2. Line 9, "Artificial intelligence"?
3. Line 18, "other well-known methods"? The paper only compared with one other method. This is the problem I mentioned in my first round comments.
4. Line 36, "provide"?
5. Line 36 & 39, "informations"?
6. Line 39, "areis limited"?
7. Line 54, "methodologies is"?
8. Line 66, "This happen"?
9. Line 69, "a lots of time"?
By reading only 2 pages of the revised manuscript, I found above 9 English writing problems. Obviously, my suggestions made in the first round comments have not been carefully addressed.
Author Response
Dear reviewer we provided to revised the manuscript trying to remove the typos and the minor grammar errors in the body of the manuscript. Thank you very much for indicating us the mistakes that we provided to correct. Thank you.

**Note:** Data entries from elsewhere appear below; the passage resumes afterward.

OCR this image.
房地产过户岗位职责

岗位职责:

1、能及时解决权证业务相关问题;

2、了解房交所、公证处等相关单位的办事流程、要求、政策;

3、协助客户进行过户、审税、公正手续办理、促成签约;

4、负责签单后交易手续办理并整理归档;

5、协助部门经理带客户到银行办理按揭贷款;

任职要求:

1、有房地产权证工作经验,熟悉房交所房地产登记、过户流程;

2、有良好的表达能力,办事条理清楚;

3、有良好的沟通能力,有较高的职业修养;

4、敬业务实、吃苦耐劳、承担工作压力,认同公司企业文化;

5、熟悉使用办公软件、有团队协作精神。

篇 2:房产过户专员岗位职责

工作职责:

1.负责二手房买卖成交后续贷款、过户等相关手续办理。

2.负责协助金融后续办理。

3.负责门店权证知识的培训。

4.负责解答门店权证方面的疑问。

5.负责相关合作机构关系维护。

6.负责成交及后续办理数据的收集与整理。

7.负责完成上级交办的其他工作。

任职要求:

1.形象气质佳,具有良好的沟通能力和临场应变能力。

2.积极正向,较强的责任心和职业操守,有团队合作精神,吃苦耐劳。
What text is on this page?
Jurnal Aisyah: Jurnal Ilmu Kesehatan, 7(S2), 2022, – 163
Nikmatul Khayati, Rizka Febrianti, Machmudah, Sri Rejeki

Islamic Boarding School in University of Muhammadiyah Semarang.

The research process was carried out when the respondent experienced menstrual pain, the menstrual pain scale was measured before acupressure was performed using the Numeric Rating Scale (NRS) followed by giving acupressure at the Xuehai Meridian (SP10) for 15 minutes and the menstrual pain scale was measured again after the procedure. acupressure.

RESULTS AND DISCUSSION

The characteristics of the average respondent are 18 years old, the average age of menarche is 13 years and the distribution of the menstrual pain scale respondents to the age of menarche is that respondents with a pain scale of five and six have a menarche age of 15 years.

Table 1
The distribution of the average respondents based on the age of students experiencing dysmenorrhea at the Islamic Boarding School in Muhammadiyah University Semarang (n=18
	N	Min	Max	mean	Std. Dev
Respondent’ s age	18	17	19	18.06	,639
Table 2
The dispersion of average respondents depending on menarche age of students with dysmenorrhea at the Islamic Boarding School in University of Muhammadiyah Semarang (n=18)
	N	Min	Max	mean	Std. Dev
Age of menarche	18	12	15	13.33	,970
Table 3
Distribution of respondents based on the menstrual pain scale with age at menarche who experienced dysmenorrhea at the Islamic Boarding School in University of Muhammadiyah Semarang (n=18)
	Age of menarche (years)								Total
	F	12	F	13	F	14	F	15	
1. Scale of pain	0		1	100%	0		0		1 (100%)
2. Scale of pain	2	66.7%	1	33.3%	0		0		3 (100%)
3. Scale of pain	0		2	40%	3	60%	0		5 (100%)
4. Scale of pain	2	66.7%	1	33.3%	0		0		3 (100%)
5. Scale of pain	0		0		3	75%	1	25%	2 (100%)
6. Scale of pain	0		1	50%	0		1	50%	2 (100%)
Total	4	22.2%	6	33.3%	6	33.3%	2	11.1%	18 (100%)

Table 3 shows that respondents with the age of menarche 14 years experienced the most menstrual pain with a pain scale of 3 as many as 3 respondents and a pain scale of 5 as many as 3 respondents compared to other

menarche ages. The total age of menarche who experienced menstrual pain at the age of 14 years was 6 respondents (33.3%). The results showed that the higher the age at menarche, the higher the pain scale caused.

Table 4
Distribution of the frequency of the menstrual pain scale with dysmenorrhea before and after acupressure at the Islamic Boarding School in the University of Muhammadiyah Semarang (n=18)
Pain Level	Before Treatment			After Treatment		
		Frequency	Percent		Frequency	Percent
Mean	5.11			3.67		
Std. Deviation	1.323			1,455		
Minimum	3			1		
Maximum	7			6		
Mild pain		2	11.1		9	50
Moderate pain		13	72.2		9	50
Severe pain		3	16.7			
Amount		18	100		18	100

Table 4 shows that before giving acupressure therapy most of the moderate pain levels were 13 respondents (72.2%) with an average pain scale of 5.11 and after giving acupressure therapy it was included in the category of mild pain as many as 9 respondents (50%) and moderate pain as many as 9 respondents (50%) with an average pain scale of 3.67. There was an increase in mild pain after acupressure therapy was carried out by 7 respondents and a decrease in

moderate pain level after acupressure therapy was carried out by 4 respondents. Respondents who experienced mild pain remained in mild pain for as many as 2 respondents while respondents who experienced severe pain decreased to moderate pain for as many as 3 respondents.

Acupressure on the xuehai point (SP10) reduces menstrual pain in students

Concerning the following suggestion "3. Line 18, "other well-known methods"? The paper only compared with one other method. This is the problem I mentioned in my first round comments." we provide to indicate in the abstract that the comparison has been done only with one segmentation method as suggested. Thank you.
Reviewer 3 Report
N/A
Author Response
Thank you very much for your positive judgement on our work and for your constructive suggestions.